Crows can be a lot like us. They can use tools, they can figure out complex puzzles and they predominantly favour one side over another when using tools.
Although we don't really understand how handedness happens, we now know why New Caledonian crows -- famous for their use of tools, such as using sticks to extract grubs from burrows -- are left- or right-beaked. According to a team of researchers at the University of Oxford, it's because one eye is usually stronger than the other.
"If you were holding a brush in your mouth and one of your eyes [was] better than the other at brush length, you would hold the brush so that its tip fell in view of the better eye," said co-author Alejandro Kacelnik. "This is what the crows do."
The way the birds tilt their heads allows them to keep the tip of the stick in view of the eye on the opposite side of their head, the researchers said. Also, their study suggested that their extreme binocular vision -- that is, a very wide field of view compared to other species -- is optimised for viewing with one eye at a time.
"Binocular vision is often connected to allowing the brain to compare the images seen by each eye, inferring properties of the scene from the differences between these images," said study leader Antone Martinho. "We thought that their binocular fields would facilitate binocular vision, perhaps allowing the birds to judge the distance from tool tip to target. It turned out that, most frequently, they only see the tool tip and target with one eye at a time."
What this suggests is that the crows' wide field of view didn't develop so much for binocular vision as it did to allow a wider field of view for monocular vision; that is, to allow each eye to be able to see what is on the other side of the crow's beak.
To arrive at this conclusion, the team performed an eye dominance test on nine crows to determine which eye they favoured. Four of the crows were right biased, while five were left biased. They then studied the crows using tools; using the tools, three crows were found to be right biased, while six were left biased.

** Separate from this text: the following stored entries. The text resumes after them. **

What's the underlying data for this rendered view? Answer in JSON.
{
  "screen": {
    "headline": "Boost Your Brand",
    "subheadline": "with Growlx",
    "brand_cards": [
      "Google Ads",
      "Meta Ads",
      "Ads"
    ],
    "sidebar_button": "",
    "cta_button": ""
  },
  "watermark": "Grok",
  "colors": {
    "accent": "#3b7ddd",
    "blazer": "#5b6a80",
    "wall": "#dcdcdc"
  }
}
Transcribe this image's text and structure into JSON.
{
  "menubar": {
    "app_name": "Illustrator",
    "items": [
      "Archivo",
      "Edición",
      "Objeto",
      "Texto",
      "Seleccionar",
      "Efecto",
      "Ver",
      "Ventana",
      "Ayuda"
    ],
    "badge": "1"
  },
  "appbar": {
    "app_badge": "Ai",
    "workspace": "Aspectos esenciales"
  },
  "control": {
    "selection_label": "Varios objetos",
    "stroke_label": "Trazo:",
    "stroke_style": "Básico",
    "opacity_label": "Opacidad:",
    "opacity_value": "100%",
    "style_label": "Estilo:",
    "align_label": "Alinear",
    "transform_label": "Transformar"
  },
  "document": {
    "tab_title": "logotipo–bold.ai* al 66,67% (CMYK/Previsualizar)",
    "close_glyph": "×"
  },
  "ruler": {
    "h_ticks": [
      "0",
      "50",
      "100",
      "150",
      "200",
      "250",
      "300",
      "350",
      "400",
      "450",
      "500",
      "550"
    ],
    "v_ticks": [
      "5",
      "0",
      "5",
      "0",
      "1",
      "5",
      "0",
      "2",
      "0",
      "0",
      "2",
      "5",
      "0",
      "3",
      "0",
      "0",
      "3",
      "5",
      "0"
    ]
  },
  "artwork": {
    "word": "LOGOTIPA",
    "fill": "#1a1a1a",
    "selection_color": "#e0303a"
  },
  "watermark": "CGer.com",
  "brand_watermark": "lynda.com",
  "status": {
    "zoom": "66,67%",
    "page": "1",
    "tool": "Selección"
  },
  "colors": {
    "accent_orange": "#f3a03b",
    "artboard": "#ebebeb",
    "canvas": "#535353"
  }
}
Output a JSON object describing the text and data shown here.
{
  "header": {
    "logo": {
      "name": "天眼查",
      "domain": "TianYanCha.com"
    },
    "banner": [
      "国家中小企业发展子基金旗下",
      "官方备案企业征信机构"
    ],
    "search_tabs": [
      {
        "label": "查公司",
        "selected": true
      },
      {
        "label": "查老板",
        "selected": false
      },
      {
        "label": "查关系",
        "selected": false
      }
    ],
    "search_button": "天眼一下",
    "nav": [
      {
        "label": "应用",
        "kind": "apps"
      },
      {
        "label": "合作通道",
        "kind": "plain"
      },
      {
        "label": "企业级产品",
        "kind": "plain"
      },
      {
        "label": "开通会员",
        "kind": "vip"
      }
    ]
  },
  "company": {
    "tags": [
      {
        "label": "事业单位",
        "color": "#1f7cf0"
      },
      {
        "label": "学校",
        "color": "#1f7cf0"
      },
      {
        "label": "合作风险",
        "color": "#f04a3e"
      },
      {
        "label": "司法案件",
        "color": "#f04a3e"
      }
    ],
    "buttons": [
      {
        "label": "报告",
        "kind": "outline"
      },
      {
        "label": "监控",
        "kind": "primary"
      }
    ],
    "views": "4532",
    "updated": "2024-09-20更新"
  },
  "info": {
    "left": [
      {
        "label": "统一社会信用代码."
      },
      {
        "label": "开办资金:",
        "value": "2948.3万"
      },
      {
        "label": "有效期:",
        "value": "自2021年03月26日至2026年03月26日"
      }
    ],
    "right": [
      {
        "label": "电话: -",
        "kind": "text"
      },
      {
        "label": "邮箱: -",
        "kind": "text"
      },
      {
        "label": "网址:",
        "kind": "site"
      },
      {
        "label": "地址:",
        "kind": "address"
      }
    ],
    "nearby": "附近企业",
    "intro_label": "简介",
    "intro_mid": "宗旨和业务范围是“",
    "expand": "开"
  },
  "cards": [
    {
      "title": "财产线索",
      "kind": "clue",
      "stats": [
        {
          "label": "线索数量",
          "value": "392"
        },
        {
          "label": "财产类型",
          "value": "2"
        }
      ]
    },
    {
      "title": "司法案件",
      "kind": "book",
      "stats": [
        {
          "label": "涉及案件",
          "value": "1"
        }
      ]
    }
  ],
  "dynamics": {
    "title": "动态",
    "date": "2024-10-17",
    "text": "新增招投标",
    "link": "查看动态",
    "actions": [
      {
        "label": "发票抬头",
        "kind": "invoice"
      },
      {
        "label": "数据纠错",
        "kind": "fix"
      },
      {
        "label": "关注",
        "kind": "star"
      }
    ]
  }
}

Although it was not a perfect predictor, eye dominance turned out to be a pretty reliable predictor for which side the crow preferred to use tools.
This is in contrast to humans, whose handedness, as far as we know, has no causative link to eye dominance.
"This contrasts with humans species-wide motor laterality and uncorrelated motor-visual laterality, possibly because bill-held tools are viewed monocularly and move in concert with eyes, whereas hand-held tools are visible to both eyes and allow independent combinations of eye preference and handedness," the study reads. "This difference may affect other models of coordination between vision and mechanical control, not necessarily involving tools."
But that doesn't mean we need to say goodbye to kinship with our feathered friends: "Birds and humans face similar problems in tool use and many other activities," Kacelnik said. "Studying similar problems across species helps to put all of them in perspective."
Plus, crows rock some sweet shreds.
The full study, "Monocular tool control, eye dominance, and laterality in New Caledonian crows", can be found online in the journal Current Biology.